Désinformation, les administrateurs désormais poursuivis en Côte d'Ivoire : les réseaux sociaux sous surveillance judiciaire renforcée

Vendredi 26 Septembre 2025

Koné Braman Oumar, procureur de la République, a interpelé ce 26 septembre administrateurs et influenceurs sur leur responsabilité face aux contenus haineux qui prolifèrent avant l'élection présidentielle 2025 sur les réseaux sociaux en Côte d'Ivoire.


Koné Braman Oumar, procureur de la République, a mis en garde blogueurs et influenceurs ce 26 septembre sur leur responsabilité pénale © Crédit photo DR
Koné Braman Oumar a organisé ce 26 septembre 2025 une rencontre inédite avec les acteurs des médias sociaux à Abidjan.
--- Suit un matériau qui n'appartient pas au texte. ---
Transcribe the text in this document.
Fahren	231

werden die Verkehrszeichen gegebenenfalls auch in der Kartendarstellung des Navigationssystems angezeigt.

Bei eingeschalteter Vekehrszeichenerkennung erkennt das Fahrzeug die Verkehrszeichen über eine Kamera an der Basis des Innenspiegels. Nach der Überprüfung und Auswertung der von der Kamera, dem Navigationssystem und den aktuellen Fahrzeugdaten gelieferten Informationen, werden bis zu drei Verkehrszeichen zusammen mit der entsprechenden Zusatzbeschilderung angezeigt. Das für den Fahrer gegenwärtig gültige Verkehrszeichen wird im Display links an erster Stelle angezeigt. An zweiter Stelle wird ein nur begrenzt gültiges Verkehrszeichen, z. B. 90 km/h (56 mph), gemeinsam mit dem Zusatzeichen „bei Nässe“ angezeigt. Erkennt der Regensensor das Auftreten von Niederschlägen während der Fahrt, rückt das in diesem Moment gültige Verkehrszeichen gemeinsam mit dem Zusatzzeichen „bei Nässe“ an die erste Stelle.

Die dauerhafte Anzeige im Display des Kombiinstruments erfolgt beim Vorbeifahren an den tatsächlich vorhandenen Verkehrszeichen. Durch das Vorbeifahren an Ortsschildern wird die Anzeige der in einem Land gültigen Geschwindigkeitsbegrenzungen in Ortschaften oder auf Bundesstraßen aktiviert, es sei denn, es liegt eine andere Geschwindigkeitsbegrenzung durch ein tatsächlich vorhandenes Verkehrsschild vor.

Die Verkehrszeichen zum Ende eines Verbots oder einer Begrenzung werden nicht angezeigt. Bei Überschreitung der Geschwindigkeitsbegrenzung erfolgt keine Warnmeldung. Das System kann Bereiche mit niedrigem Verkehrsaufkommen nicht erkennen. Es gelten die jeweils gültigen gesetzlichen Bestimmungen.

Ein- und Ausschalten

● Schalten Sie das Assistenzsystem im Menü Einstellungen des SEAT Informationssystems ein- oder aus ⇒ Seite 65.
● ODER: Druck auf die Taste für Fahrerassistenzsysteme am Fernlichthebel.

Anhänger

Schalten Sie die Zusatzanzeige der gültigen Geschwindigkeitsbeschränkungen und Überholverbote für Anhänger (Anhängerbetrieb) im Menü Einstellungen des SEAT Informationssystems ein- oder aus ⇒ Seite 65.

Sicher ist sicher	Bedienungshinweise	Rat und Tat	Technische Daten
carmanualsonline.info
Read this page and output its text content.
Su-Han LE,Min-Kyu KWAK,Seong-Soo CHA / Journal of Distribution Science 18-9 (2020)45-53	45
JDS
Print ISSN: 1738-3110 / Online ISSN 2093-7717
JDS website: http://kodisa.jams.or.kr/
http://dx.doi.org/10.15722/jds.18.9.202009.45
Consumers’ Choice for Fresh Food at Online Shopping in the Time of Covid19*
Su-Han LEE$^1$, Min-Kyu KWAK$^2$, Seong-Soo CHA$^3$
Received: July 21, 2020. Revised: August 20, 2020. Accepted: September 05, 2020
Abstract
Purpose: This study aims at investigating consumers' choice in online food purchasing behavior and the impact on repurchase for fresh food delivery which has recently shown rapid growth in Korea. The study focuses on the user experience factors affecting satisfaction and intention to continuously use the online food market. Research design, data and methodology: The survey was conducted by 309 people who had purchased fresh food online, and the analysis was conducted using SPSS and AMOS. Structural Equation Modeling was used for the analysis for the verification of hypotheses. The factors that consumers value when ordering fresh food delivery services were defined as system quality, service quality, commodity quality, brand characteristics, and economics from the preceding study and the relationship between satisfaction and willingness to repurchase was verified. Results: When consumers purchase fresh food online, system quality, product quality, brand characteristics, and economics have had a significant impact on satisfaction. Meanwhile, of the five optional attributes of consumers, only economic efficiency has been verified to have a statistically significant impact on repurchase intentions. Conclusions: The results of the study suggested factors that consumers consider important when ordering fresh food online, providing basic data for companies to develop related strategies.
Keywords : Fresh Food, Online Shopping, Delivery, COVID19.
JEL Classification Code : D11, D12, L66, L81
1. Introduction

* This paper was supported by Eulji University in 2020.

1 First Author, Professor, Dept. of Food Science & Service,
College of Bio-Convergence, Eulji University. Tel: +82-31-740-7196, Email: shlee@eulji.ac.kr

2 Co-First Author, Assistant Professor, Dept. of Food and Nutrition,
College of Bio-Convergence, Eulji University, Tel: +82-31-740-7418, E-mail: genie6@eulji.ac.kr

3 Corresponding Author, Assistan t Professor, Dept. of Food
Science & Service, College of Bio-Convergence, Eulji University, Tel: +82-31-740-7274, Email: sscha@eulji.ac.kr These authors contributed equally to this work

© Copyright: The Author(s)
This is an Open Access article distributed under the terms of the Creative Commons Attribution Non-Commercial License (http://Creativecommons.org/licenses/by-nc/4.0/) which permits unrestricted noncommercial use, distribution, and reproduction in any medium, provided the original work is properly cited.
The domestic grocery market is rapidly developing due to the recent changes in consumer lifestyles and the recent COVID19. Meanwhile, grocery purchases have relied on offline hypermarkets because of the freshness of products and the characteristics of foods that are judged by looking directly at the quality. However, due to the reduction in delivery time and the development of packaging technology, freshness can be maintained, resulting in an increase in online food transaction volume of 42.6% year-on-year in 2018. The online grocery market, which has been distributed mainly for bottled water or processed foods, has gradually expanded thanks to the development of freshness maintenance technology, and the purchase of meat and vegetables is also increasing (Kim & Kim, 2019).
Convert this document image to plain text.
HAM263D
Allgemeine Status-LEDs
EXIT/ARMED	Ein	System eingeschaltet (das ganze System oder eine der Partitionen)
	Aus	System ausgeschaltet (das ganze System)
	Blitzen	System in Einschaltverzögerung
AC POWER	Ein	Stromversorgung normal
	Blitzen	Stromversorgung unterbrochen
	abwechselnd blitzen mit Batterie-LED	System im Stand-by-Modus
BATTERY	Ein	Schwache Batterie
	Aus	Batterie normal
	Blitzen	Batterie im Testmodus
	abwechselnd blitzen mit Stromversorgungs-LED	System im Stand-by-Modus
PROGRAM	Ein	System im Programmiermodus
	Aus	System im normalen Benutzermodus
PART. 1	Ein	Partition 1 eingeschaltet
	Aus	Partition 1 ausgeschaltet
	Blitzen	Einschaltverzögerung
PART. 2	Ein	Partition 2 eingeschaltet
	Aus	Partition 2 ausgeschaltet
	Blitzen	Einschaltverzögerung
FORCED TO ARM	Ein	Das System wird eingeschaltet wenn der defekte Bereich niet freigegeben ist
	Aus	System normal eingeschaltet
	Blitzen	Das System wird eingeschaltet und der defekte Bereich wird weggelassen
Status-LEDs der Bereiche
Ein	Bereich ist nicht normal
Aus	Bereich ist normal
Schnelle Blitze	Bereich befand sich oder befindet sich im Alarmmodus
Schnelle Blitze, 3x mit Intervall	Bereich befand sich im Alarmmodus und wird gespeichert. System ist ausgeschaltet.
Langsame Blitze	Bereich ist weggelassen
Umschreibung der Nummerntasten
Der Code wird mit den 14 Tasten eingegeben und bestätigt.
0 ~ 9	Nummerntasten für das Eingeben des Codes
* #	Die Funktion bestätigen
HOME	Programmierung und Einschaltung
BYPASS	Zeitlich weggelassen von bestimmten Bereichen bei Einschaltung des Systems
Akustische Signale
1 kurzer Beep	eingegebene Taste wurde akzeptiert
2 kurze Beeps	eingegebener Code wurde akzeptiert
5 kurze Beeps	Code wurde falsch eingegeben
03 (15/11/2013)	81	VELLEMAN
Le procureur de la République a posé les bases d'un changement de stratégie judiciaire. « Jusqu'à présent, toute la répression concernait véritablement les auteurs, c'est-à-dire les internautes qui ont fait des publications », explique-t-il devant une assemblée de blogueurs, influenceurs et administrateurs de sites.

La nouveauté réside dans l'extension de la responsabilité pénale. « Il a lieu de s'interroger est-ce que les responsables des sites sur les réseaux sociaux, la presse en ligne, les blogueurs, les influenceurs n'ont pas une responsabilité dans la publication des fausses informations », martèle le magistrat. Cette approche transforme radicalement la donne pour les gestionnaires de plateformes digitales.

Obligations légales renforcées

L'article 103 de la loi sur la presse, modifiée en décembre 2022, établit clairement la responsabilité du directeur de publication. « Il est considéré comme l'auteur principal de toutes les publications diffusées sur sa plateforme », précise Koné Braman Oumar. Cette disposition légale s'applique même « s'il n'avait pas effectivement connaissance du message avant sa mise en ligne ».

Le procureur exige des mesures concrètes. Les entreprises de production d'informations numériques doivent compter « au titre de leur personnel permanent des modérateurs qualifiés » justifiant d'une « solide connaissance des règles déontologiques ». Ces modérateurs ont pour mission de « vérifier et contrôler les contenus », « s'assurer que les informations publiées sont vérifiées et fiables » et « retirer rapidement tout contenu manifestement illicite signalé ».

Durcissement des sanctions en période préélectorale

À 29 jours de l'élection présidentielle, le procureur annonce un tournant répressif. « Au sorti de cette salle, nous passons à un niveau supérieur », avertit-il. La modification de 2023 de la loi sur la cybercriminalité a considérablement alourdi les peines. Les propos racistes ou xénophobes sont désormais passibles de 10 à 20 ans d'emprisonnement, contre des sanctions plus légères auparavant.

« La création ou diffusion d'écrits, messages, photos, sons, vidéos de nature raciste » via un système d'information expose à ces nouvelles peines maximales. Pour les injures, les sanctions oscillent entre un mois et dix ans d'emprisonnement, assorties d'amendes pouvant atteindre 20 millions de francs CFA. « Ce ne sont pas des menaces, mais c'est la vérité », insiste Koné Braman Oumar.

Le magistrat recommande vivement aux administrateurs de rédiger des chartes éditoriales strictes. « Vous vous engagez à fournir des informations exactes, vérifiées et objectives », détaille-t-il. Ces chartes doivent interdire « la diffusion de fausses informations, les propos injurieux, les appels à la violence et à l'insurrection, les discours haineux discriminatoires ».

L'enjeu dépasse la simple régulation des réseaux sociaux. Koné Braman Oumar vise à préserver la cohésion sociale avant un scrutin sensible. « Nous voulons que cette période électorale se passe sans difficulté », conclut-il, promettant une surveillance accrue des contenus numériques dans les semaines à venir.